The public’s growing enthusiasm for both index funds and foreign investing has limits after all. Just ask Deutsche Morgan Grenfell, which is planning to throw in the towel on its series of nine global index portfolios less than one year after launching them.

Directors of the funds, known as country baskets, want shareholders to liquidate the nine portfolios at a vote set for Feb. 7. This recommendation reflects a continuing inability to attract sufficient assets and the portfolios’ lack of profitability.

“Demand has fallen significantly short of what we expected,” said Christiana Allaire, a Deutsche Morgan Grenfell spokeswoman, without elaborating. The firm, an arm of Germany’s Deutsche Bank, is the investment advisor to the funds and requested the liquidation.

As with international mutual funds, country baskets have provided an easy way to invest in foreign markets, without the hassles of owning individual stocks. Although their demise is linked to general cost-cutting pressures at Deutsche Morgan Grenfell, the products also feature several unusual wrinkles, some of which undoubtedly have confused and turned off investors:


* Unlike most international mutual funds, country baskets are not widely diversified. Eight of the nine portfolios focus on stocks in just one foreign nation. The list has four European countries, plus Japan, Hong Kong, Australia and South Africa. The ninth portfolio targets U.S. stocks.

* Also significant is that country baskets are index products, meaning that they buy and hold the same companies that are contained in popular stock groupings in each nation. Index funds are inexpensive to run, which saves shareholders money, because there are no stock-research costs involved. But they’re also viewed as a bit boring, lacking the cachet that a top fund manager can bring. Even among international mutual funds, index products are not numerous.

* Country baskets, unlike mutual funds, are listed on the New York Stock Exchange. This allows investors to trade at various prices throughout the day, to “margin” or leverage their purchases with borrowed money, and to bet against individual markets by selling short. But most investors don’t make use of either margin or short sales.

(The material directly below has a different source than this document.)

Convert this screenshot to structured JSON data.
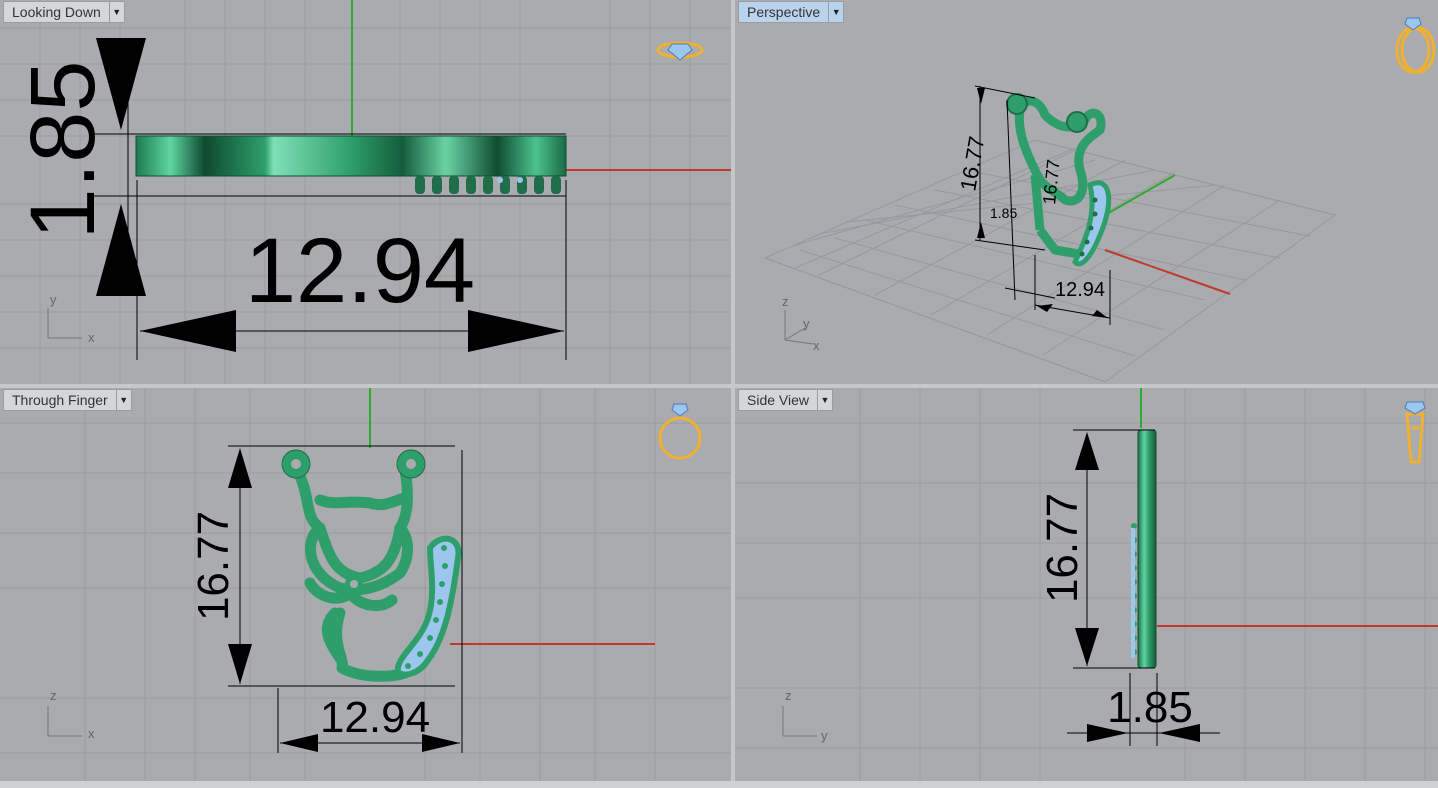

* Country baskets use an ingenious, if unusual, mechanism that allows institutional investors to arbitrage their shares. The idea is to prevent those shares from slipping to discounts, as frequently happens with exchange-traded closed-end funds.


But the prevalence of discounts is actually a bonus for bargain hunters.

“For many investors, the chance to buy at a discount is one of the great advantages of [closed-end] funds,” said Gregg Wolper, closed-end editor at Morningstar Inc. of Chicago. “Buying at a discount is a negative only if the discount widens.”

An investment consortium led by Morgan Stanley last year unveiled its own single-country index products, known as World Equity Benchmark Shares, which are highly similar to country baskets in most respects.

The WEBS products have not proved that much more popular--attracting only $275 million in assets, compared with about $240 million in the country baskets--yet Morgan Stanley has no plans to drop any of the portfolios, said Cory Laing, a Morgan Stanley analyst in New York.

“Assets have been growing slowly, but they continue to grow,” he said.

One advantage for WEBS over country baskets is a wider market selection--17 portfolios for the former versus nine for the latter.

Also, WEBS trade at lower prices than country baskets--at a recent median price of $14 a share compared with $32--making it less expensive for people wanting to diversify among, say, half a dozen countries.

WEBS also might enjoy an edge because they target stocks in Morgan Stanley’s own foreign-market indexes, rather than the Financial Times/Standard & Poor’s yardsticks used by country baskets.


Compared with international mutual funds, both the country baskets and WEBS products provide less diversification bang for the buck. Also dimming their appeal is that investors must buy both products through brokers, paying commissions for each trade, as would not be the case with typical no-load mutual funds.

In addition, the products probably don’t appeal much to investors seeking to simplify their financial lives.